Soorarai Pottru On Amazon Prime Video: Suriya And Aparna Balamurali Shine In A Solid But Unspecial Drama

In terms of sheer professionalism, the film is the best thing that's come on the southern OTT space. But is that enough?

Baradwaj Rangan

Cast: Suriya, Aparna Balamurali, Urvashi, Mohan Babu, Paresh Rawal

It's lovely when the hero of a film has a solid ambition. It's lovelier when the heroine has one, too. Maaran (Suriya) — based on Air Deccan founder GR Gopinath and his book, Simply Fly —  wants to create a low-cost airline. Bommi (Aparna Balamurali) wants to run a bakery. The loveliest touch is when they make a pact (her suggestion) that their earnings go into a common pool. It's not his income or hers, but theirs. I don't think I've seen household financial decisions being depicted on screen ever, less so when the couple is yet to get hitched. The Maaran-Bommi scenes are the best thing about Soorarai Pottru, directed by Sudha Kongara. (She's a friend. I had a look at an early draft of the script.) Suriya has many big acting moments here, and his most brilliant one is in the scene where — despite that pre-marital pact — Maaran hesitates to ask Bommi for money. Her business is soaring. His is just not taking off. You can see him struggle to bring out the words, which seem stuck in his throat.

Now, take another big acting moment, when Maaran's father is dying and he scrapes together enough money for an economy-class ticket, but that section is full, and he now needs to scrape up more money for a business- or first-class ticket. He approaches other passengers in the airport, all of whom refuse to help, and he is soon reduced to an emotional mess. But the relationship between Maaran and his father hasn't been as well-etched-out as the one between Maaran and Bommi, so the breakdown comes across like a standalone scene, like something from an acting audition. Again, Suriya is terrific, but we are responding to the actor's efforts, not the character's plight. We've been air-dropped into this moment. We've not arrived at it organically.

This feeling comes up over and over in Soorarai Pottru. In terms of sheer professionalism, the film is by far the best thing that's come on the southern OTT space.
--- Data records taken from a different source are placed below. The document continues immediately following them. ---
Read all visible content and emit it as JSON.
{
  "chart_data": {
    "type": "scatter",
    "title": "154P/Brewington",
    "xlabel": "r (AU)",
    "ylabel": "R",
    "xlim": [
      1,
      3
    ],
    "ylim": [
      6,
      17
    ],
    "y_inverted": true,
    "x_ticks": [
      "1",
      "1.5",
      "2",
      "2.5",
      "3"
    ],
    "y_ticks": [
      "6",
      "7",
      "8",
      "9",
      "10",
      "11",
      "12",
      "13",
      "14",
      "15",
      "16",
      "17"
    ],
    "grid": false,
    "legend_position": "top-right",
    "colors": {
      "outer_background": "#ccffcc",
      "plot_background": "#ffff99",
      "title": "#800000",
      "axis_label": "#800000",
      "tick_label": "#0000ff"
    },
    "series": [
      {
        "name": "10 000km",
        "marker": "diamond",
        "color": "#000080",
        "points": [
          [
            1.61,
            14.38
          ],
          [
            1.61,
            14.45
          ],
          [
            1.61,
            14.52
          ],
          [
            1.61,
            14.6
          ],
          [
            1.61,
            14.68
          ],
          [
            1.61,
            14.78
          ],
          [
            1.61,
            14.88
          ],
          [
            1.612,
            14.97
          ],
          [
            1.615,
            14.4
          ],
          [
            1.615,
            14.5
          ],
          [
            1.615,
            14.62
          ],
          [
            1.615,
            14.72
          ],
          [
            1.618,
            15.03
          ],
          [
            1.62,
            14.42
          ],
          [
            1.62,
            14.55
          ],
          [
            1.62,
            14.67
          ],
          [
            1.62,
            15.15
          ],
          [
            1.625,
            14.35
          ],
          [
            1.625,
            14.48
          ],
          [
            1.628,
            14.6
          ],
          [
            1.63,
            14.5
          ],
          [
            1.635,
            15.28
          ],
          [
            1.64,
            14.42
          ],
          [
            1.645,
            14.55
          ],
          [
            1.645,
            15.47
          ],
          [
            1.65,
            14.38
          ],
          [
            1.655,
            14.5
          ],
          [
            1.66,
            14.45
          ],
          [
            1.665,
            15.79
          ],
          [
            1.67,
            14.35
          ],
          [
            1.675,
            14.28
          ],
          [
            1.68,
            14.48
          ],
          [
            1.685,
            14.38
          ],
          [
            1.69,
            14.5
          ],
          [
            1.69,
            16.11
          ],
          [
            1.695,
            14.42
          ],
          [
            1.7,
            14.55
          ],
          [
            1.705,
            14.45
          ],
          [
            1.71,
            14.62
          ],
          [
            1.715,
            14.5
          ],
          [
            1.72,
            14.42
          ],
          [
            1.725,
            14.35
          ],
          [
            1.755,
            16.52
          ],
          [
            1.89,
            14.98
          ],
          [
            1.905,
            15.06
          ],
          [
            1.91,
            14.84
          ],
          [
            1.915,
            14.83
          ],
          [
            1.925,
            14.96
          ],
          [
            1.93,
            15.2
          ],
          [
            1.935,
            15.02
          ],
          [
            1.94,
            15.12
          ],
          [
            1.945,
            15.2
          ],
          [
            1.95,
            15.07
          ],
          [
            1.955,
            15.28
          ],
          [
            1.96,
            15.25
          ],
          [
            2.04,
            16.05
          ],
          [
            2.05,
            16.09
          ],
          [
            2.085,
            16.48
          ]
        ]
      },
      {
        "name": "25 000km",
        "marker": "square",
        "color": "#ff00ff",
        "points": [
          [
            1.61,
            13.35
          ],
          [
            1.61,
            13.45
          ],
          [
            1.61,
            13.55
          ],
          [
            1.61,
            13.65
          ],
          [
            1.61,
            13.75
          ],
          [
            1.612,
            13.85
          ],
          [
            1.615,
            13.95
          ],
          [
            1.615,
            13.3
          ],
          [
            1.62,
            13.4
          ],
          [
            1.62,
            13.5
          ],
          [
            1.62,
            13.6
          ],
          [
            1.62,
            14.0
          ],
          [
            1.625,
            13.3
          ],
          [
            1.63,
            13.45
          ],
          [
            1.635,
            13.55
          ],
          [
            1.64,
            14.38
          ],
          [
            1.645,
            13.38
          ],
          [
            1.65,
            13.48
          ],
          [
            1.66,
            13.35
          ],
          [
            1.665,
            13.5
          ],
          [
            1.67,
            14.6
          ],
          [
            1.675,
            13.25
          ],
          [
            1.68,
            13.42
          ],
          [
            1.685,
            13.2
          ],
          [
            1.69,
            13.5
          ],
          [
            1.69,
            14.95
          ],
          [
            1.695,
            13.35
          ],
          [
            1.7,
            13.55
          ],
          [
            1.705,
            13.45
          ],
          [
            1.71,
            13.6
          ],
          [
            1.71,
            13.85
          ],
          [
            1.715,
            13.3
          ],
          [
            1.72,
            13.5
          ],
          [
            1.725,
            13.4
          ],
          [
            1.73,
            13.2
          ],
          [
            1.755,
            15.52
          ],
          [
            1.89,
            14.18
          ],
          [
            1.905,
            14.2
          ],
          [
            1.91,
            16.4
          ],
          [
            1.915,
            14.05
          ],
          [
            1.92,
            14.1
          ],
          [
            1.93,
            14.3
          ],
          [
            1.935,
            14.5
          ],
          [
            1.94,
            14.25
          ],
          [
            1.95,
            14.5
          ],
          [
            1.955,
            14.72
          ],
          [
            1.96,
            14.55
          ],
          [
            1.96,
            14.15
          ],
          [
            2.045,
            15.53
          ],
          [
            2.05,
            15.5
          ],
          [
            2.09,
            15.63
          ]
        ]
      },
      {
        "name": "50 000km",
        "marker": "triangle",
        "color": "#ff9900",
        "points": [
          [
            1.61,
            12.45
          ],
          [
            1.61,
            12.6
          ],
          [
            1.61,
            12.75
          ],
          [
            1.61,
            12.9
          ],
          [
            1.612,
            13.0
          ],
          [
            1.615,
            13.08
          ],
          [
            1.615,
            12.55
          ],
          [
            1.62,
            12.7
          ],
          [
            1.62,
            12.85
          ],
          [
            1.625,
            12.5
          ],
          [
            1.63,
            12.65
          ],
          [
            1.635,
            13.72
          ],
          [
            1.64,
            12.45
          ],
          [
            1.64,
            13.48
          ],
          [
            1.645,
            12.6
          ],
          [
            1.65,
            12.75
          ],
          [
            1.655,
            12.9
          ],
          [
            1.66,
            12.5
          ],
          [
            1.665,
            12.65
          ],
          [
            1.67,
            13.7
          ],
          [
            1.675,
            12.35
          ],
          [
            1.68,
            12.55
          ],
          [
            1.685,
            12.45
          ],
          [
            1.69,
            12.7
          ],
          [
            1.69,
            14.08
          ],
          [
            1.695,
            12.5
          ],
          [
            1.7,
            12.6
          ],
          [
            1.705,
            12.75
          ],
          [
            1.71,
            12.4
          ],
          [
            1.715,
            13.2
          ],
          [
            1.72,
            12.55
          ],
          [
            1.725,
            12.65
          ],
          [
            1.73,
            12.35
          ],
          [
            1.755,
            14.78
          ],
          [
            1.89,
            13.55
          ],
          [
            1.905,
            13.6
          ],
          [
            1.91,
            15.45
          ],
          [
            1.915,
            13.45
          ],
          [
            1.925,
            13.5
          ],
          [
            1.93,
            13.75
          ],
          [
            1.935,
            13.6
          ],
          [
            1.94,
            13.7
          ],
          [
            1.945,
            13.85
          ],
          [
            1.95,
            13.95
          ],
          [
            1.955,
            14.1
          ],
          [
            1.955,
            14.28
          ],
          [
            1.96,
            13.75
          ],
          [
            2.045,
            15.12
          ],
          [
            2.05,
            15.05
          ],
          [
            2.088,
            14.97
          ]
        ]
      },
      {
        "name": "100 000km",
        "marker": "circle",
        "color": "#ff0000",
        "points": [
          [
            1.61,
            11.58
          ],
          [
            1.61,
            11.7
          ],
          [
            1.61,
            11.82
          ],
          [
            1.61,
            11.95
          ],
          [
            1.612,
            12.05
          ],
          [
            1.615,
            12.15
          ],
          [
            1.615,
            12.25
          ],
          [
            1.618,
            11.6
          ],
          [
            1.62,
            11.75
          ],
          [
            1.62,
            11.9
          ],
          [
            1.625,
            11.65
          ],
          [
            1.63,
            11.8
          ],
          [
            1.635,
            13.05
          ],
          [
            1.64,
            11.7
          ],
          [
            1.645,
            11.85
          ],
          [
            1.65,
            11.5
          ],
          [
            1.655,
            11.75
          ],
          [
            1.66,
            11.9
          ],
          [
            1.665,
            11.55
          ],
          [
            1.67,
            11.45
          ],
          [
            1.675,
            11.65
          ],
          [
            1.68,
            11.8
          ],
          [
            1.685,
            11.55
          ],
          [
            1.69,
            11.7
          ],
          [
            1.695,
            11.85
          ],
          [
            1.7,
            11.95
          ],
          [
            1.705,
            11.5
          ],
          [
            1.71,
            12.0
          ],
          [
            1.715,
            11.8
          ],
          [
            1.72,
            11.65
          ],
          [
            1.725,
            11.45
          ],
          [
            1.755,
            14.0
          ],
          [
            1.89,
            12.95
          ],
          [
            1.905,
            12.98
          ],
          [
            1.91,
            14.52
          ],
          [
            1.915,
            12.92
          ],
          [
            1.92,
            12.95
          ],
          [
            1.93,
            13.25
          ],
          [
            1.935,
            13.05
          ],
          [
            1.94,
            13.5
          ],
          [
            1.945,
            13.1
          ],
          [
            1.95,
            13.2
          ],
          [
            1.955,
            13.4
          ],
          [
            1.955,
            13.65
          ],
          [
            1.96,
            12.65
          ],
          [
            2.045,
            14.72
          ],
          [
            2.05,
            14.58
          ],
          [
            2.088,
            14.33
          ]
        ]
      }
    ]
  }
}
And I totally get the decision to masala-fy this story. All biopics (even fictionalised ones) have the same boring arc: failure, failure, failure, success. You have to do something to vitalise this failure, failure, failure, success. But in the process, I got the sense that an edgier script with more shadings had gotten generic-ised and, well, simpliflied. (I don't recall the draft I read very well, but I remember being goosefleshed over and over.) It's the same sense I got with Kaithi (which almost everyone else loved, and I think I will be in the minority here, too). This keeps making me wonder if it's ever possible for a strong, independent-minded filmmaker to make a strong, independent-minded film with a "mass" star. All the "flavour" in Soorarai Pottru resides in the serrated-edge songs (by GV Prakash) and the lip-smacking lyrics.
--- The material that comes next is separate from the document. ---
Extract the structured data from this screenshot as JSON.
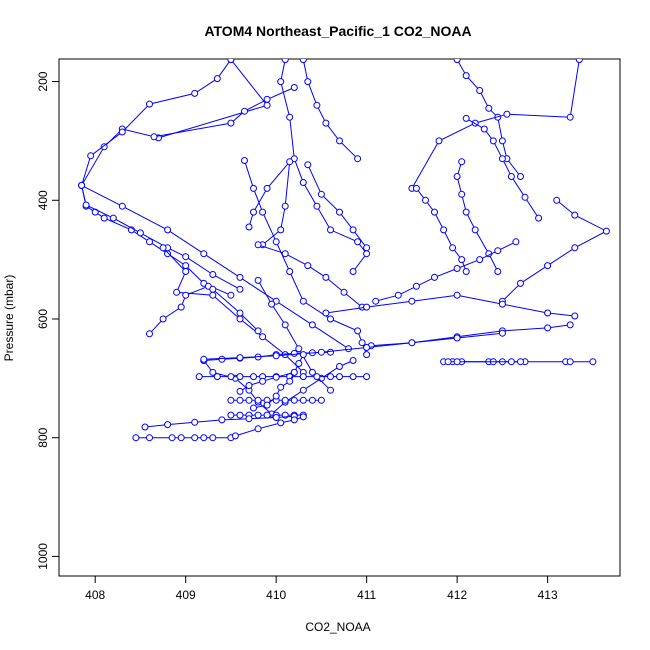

 In the equally serious Irudhi Suttru, Sudha demonstrated how a story as old as time could be rejuvenated by very fresh, very funny writing. There wasn't a moment that didn't belong, that didn't rise from what came earlier, that didn't segue cleanly into what came later. The non-linear writing of Soorarai Pottru is not the problem, but the film is frantically cut and it doesn't stop to breathe. We seem to be jumping from one high point to the next (the film seems to be on perpetual fast-forward), and I longed for a shot as basic as, say, Maaran running his hands over the surface of one of the planes he has fought so hard to get. It can't all be noble-minded social service. ("I need to make flying cheaper for the masses.") Some of it has to be personal, too ("Fuck, I did it!")

 The villains (Paresh Rawal, etc.) are painfully one-note caricatures, and they made me flash back to how even the oppressors in Gunjan Saxena were humanised. And the "mass" scenes (like the people of Maaran's town sending him money) seem thrust in without a build-up. (Perhaps they'd play better in a theatre setting?) Or perhaps this is all the result of a longer film being chopped to a two-and-a-half-hour running time, I can't say. What we're left with is a drama that gives us a wonderful heroine in Aparna Balamurali, and a hero who does "intensity" better than anyone else in Tamil cinema right now. Soorarai Pottru is by no means a bad film. But sometimes, and with some people, you want more than "solid" and "competent". Cruising altitude is all fine, but what you really want is for them to touch the sky.